Nigeria goes to the polls again in April. Everyone says the politicians are looking for armed support, except for the politicians themselves. In this climate, the gangs seem to operate with impunity.
'Conniving and colluding'
In Port Harcourt, kidnappings of foreigners have reached new levels. Most are carried out by armed gangs demanding a ransom - and it's becoming a booming business.
With these elections, with a lot of guns around I am very concerned - these gangs are here, they will be hired by desperate politicians who want to win elections at all costs
The military says that ultimately the solution to the violence is political - and says both it and the federal government are trying to have dialogue with all sides to calm the situation.
But clearly the political will to find a solution is compromised by politicians' links to the gangs. Brig Gen Samuel Salihu , a senior commander in the Delta told me: "There are some in the political elite who are criminalising, conniving and colluding. It makes my job difficult."
Patrick Naagbanton, a researcher and activist in the Delta is more forthright: "With these elections, with a lot of guns around I am very concerned. These gangs are here, they will be hired by desperate politicians who want to win elections at all costs. These politicians are not democrats, they are just interested in getting political power so they have access to loot more state funds."

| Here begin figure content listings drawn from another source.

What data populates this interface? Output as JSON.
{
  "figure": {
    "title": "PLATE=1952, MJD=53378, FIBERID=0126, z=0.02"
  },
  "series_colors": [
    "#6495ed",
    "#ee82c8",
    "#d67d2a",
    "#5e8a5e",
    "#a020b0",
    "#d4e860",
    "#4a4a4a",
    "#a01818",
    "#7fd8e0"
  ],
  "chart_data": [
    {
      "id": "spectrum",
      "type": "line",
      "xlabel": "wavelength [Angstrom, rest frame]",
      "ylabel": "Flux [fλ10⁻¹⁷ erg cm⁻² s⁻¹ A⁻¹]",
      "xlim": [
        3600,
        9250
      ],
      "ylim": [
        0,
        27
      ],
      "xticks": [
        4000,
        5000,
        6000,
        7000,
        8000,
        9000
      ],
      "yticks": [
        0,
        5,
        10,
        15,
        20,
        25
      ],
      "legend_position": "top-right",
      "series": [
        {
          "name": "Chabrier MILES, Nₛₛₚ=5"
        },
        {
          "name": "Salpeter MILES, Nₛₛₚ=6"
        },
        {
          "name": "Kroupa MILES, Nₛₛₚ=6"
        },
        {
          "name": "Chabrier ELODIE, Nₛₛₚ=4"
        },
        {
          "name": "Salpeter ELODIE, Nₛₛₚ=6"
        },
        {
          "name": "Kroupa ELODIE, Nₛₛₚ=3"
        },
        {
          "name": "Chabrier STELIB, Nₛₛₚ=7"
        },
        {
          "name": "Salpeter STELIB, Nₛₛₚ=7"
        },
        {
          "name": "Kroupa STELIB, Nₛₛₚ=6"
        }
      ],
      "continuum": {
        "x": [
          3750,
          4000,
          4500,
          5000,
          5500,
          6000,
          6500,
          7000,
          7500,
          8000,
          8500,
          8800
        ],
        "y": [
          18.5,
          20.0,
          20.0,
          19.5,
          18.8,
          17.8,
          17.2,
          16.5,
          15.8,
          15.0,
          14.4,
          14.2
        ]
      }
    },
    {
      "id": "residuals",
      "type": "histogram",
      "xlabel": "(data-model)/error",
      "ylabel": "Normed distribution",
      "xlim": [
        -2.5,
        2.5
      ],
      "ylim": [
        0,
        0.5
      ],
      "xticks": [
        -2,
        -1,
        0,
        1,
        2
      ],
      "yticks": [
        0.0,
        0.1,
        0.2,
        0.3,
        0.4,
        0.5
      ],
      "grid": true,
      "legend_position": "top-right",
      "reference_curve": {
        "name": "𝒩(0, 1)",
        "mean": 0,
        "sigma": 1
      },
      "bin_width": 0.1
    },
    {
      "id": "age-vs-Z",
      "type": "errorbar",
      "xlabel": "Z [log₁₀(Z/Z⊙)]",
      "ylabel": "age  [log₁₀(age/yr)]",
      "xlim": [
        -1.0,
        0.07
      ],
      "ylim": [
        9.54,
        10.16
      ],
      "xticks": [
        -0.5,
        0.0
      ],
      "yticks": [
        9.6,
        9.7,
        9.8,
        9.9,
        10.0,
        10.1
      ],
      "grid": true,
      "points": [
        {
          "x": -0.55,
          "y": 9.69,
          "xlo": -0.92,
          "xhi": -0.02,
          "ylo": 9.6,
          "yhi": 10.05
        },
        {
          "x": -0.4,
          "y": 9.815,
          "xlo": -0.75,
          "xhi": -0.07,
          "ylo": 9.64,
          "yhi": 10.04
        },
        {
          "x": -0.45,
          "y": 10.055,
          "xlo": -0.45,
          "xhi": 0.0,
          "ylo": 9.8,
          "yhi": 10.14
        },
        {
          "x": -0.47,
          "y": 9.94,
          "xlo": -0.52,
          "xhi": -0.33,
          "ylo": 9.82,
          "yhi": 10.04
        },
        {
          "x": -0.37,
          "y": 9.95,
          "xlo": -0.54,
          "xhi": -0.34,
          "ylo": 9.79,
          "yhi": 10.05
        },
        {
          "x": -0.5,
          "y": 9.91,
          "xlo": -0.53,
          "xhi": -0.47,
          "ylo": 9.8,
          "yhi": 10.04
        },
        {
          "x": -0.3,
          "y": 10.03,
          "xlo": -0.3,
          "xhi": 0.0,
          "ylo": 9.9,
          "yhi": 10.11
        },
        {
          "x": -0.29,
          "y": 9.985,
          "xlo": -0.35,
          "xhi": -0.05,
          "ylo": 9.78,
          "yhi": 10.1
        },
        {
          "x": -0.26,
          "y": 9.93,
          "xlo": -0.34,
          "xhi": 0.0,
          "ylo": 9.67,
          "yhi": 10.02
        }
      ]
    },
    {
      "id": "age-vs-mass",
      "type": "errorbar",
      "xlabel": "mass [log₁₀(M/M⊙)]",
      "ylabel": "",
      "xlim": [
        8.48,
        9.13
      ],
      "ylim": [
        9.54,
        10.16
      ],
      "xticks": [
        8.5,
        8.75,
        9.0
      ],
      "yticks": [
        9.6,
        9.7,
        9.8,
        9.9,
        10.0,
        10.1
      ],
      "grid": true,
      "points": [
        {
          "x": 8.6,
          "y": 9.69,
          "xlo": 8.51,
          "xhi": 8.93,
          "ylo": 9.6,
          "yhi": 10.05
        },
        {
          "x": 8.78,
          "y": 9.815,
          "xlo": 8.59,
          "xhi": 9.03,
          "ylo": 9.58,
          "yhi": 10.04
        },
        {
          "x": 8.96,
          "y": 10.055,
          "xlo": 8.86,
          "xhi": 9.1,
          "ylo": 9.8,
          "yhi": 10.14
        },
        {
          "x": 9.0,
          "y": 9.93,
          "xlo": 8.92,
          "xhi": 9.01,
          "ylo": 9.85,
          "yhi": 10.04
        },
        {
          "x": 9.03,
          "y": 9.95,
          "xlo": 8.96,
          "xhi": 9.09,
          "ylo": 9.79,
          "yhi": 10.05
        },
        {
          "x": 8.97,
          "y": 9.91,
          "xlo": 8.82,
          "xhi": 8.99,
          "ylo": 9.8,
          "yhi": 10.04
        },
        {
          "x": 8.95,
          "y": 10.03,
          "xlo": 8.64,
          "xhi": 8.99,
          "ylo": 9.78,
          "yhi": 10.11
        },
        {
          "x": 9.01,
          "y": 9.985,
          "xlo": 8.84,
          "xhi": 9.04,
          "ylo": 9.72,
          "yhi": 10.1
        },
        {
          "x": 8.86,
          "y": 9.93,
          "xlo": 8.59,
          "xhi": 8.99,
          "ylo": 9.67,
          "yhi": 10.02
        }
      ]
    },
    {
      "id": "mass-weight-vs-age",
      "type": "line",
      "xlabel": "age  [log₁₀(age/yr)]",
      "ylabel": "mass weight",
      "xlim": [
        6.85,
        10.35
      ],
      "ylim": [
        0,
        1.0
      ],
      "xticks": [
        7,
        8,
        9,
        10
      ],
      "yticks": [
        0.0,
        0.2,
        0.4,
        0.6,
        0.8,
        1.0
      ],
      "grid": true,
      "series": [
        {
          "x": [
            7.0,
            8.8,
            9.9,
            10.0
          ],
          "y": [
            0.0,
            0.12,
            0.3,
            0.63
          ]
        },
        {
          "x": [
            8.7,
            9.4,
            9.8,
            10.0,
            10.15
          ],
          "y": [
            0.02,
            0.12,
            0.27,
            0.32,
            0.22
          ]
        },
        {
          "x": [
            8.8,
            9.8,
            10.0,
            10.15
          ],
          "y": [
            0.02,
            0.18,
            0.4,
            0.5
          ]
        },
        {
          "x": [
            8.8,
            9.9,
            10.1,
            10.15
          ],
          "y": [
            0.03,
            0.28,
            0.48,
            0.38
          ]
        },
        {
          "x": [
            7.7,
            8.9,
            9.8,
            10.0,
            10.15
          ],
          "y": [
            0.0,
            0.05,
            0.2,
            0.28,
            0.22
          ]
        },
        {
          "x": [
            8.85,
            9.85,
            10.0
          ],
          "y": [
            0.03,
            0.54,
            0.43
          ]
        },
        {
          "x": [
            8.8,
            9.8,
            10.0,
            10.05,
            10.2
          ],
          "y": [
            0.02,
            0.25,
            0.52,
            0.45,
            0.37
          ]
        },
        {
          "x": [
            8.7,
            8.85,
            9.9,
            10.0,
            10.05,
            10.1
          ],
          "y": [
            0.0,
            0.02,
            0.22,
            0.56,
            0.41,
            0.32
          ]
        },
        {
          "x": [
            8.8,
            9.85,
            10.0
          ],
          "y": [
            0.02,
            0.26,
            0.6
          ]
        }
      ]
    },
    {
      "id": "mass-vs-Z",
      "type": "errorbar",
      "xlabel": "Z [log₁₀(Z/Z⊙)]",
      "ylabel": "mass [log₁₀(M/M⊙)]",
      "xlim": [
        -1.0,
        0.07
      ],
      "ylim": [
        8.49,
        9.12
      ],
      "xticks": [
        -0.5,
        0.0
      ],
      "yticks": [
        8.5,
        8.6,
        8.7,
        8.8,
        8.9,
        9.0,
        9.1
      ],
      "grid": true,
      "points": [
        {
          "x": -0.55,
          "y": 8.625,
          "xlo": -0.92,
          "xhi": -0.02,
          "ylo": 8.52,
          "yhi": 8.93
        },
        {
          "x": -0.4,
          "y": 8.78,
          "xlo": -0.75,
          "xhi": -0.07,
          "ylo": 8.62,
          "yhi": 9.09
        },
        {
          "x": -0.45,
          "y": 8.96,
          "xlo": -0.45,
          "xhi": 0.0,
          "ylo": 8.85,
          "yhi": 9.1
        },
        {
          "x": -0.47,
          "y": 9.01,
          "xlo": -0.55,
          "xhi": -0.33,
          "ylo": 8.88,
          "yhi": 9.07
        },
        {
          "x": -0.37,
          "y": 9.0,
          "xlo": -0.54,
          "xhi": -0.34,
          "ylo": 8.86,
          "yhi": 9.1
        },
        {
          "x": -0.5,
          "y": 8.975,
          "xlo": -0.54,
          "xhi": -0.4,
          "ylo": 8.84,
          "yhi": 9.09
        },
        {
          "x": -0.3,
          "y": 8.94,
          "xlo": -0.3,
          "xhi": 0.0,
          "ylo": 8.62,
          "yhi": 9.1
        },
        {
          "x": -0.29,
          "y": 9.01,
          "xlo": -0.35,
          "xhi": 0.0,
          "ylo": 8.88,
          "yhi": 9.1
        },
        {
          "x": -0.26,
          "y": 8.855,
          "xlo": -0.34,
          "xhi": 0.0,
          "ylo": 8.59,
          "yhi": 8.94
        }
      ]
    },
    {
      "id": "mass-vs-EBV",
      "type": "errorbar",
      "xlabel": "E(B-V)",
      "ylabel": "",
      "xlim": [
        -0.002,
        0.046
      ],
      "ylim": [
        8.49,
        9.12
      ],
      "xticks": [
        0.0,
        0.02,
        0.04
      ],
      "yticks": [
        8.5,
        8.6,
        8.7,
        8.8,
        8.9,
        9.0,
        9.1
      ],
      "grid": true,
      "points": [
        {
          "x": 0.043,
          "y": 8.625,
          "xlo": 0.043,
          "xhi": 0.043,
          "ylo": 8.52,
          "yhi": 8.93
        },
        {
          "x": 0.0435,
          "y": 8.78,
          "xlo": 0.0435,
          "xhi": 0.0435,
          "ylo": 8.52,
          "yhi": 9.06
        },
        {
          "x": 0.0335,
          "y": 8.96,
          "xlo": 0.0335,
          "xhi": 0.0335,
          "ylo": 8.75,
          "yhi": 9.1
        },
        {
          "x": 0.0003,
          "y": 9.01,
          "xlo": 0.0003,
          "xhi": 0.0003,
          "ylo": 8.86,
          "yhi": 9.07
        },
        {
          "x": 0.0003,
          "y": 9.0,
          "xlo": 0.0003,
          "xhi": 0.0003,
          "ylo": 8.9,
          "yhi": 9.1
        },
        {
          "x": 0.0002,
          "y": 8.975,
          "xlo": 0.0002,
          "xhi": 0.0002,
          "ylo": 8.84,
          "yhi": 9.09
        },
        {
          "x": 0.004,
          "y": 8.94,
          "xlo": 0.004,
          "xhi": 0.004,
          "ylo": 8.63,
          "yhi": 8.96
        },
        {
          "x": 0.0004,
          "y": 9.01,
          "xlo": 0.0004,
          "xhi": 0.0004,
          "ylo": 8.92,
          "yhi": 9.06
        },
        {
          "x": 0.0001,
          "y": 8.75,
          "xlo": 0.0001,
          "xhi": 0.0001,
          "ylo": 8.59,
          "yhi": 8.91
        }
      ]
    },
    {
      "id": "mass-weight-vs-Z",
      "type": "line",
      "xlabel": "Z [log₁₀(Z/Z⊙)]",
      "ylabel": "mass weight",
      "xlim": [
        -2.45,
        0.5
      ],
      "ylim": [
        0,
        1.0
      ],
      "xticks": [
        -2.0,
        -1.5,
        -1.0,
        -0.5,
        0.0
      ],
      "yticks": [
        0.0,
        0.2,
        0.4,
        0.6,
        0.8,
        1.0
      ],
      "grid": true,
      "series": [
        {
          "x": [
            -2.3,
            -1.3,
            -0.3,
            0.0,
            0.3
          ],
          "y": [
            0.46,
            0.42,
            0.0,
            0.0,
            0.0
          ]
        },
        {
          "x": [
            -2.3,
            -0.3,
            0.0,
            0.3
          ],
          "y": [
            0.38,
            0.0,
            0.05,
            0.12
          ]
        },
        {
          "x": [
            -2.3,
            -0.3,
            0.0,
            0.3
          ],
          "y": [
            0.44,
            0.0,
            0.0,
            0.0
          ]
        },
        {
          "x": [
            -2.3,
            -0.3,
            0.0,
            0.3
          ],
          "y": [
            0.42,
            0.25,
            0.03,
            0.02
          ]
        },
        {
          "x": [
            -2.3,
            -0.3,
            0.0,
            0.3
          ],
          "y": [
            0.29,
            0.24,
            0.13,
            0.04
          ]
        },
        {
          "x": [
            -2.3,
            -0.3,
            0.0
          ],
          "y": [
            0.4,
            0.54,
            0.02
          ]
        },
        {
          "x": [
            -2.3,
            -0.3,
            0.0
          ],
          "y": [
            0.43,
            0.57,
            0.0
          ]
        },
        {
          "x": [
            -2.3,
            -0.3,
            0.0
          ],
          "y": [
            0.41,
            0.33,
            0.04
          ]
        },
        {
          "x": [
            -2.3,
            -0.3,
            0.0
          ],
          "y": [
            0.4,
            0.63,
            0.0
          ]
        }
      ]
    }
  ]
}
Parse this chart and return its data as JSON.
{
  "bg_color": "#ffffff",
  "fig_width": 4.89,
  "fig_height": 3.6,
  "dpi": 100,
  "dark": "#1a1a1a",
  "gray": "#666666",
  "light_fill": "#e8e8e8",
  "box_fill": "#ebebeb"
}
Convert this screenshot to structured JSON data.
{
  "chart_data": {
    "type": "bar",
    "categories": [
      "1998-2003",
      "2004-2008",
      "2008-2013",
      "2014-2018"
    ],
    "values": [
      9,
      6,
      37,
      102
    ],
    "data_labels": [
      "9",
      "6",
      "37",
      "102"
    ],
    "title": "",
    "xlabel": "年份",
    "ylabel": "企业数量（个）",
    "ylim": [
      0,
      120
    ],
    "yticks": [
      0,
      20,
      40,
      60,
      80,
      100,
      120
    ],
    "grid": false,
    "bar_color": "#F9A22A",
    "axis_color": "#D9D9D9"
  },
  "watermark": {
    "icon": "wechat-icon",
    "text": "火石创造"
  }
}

We drove to a township on the edge of the city. It was late, but still hot and humid. We drank beer as we waited to meet Soboma George.
Then we were led through a maze of run-down shacks, and dusty narrow alleys to a patch of waste ground near a creek. Soboma George bounded out of the darkness to meet us. Wearing a sleeveless black T-shirt emblazoned with the Statue of Liberty and a woolly hat, he looked young and fit.
He sat on a unfinished brick wall, occasionally slapping a mosquito as cicadas chirped all around. He refused to talk about the gang , the Icelanders, saying he was simply a guy who was well-liked, and that as a Niger Delta man he did of course support those fighting for local resource control and development for the Delta.
He said he expected the politicians to try to use the armed gangs in the elections as they had in the past. But, he said, this time the gangs had become powerful enough to use the politicians. I asked him if he thought the violence would be as bad as 2003.
"Bloodier," he said, "if the person we want is not the right person there. This time around it's we who will say this person is good, this person can work."
This time around it's we who will say this person is good, this person can work
He said they wanted someone who would actually address the widespread poverty and unemployment. "If you feed a lion he won't bite, if you don't feed a lion, the lion will be hungry and he will be angry. "
The more political militants traditionally have their strongholds among the forested creeks and waterways, which weave through the delta, an area about the size of Scotland. Terrain where the military is ill-equipped to operate. Local activists say the sophisticated, billion-dollar business of smuggling crude oil, known as bunkering, provides many militants with money to buy more powerful weapons.
Now, they say they want to extend their influence into the cities. Hence, the need to recruit a city-based commander like Soboma.
The last election in Nigeria accelerated the development of armed gangs in the Delta. The groups moved one stage further away from control. Many are now wondering what will happen when the armed class of 2007 finally graduates.